Frame-für-Frame-Bewegung einer animierten Figur — gegenüber Motion-Capture oder Procedural-Animation manuelle, gestaltete Bewegung. Klassisches Medium: 2D und Stop-Motion.
Du sitzt vor deinem Monitor, die Timeline läuft, und du verfolgst jeden einzelnen Frame — das ist Charakteranimation. Frame für Frame gestaltete Bewegung, bei der jede Position der Figur bewusst gesetzt wird. Anders als Motion-Capture, wo Sensoren die Bewegung eines Schauspielers aufzeichnen, oder Procedural-Animation, wo Algorithmen Bewegungslogik generieren, arbeitest du hier mit reiner Handwerk-Kontrolle. Du zeichnest, modellierst, positionierst — und entscheidest, wie lange eine Armbewegung dauert, wo die Spannung liegt, wann die Augen blinzeln.

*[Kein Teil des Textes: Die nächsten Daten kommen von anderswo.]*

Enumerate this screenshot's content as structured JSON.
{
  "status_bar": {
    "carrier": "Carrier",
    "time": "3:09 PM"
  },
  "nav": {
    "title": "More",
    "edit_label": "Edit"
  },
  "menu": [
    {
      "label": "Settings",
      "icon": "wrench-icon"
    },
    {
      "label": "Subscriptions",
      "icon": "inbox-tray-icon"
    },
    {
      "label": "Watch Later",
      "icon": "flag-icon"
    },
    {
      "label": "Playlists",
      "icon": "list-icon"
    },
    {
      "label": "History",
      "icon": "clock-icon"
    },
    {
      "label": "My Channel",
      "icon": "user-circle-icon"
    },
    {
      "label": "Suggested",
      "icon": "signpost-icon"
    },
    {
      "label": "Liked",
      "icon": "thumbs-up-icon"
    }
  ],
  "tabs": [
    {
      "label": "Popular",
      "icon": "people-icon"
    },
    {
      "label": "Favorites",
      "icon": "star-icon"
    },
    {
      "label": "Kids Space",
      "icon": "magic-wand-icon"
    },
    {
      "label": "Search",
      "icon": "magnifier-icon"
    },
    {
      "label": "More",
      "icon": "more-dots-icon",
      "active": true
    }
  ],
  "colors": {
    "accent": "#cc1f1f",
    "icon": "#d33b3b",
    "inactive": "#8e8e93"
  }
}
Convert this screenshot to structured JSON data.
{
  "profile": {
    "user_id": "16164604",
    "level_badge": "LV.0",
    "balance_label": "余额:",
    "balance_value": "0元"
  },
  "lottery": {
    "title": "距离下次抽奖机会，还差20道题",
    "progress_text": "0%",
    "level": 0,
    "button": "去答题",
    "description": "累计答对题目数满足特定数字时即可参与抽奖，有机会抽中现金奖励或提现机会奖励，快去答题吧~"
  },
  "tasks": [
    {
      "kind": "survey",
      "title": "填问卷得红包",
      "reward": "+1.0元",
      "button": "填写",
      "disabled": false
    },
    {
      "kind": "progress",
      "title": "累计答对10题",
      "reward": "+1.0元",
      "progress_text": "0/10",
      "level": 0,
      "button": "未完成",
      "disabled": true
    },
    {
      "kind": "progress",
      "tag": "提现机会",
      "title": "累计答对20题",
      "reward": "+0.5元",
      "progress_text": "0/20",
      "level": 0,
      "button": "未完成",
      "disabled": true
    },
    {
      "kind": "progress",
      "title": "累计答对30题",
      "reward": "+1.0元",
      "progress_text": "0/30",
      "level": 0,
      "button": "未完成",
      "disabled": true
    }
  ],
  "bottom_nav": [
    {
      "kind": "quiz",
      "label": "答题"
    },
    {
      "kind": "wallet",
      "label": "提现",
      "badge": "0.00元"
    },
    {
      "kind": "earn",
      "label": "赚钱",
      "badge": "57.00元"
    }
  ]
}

In der Praxis bedeutet das: Ob in 2D oder Stop-Motion — du arbeitest mit Keyframes und Inbetweens. Bei der klassischen 2D-Animation (Papier oder Digital) setzt du die Hauptpositionen, dein Team füllt die Übergänge. Bei Stop-Motion fotografierst du eine Puppe Position für Position, und erst im Schnitt entsteht die Illusion von Bewegung. Die Kontrolle ist maximal, aber der zeitliche Aufwand auch — eine Minute Charakteranimation kann Wochen dauern. Das macht sie kostbar und sichtbar: Die Persönlichkeit der Figur sitzt in jedem Millimeter, den du verschiebst.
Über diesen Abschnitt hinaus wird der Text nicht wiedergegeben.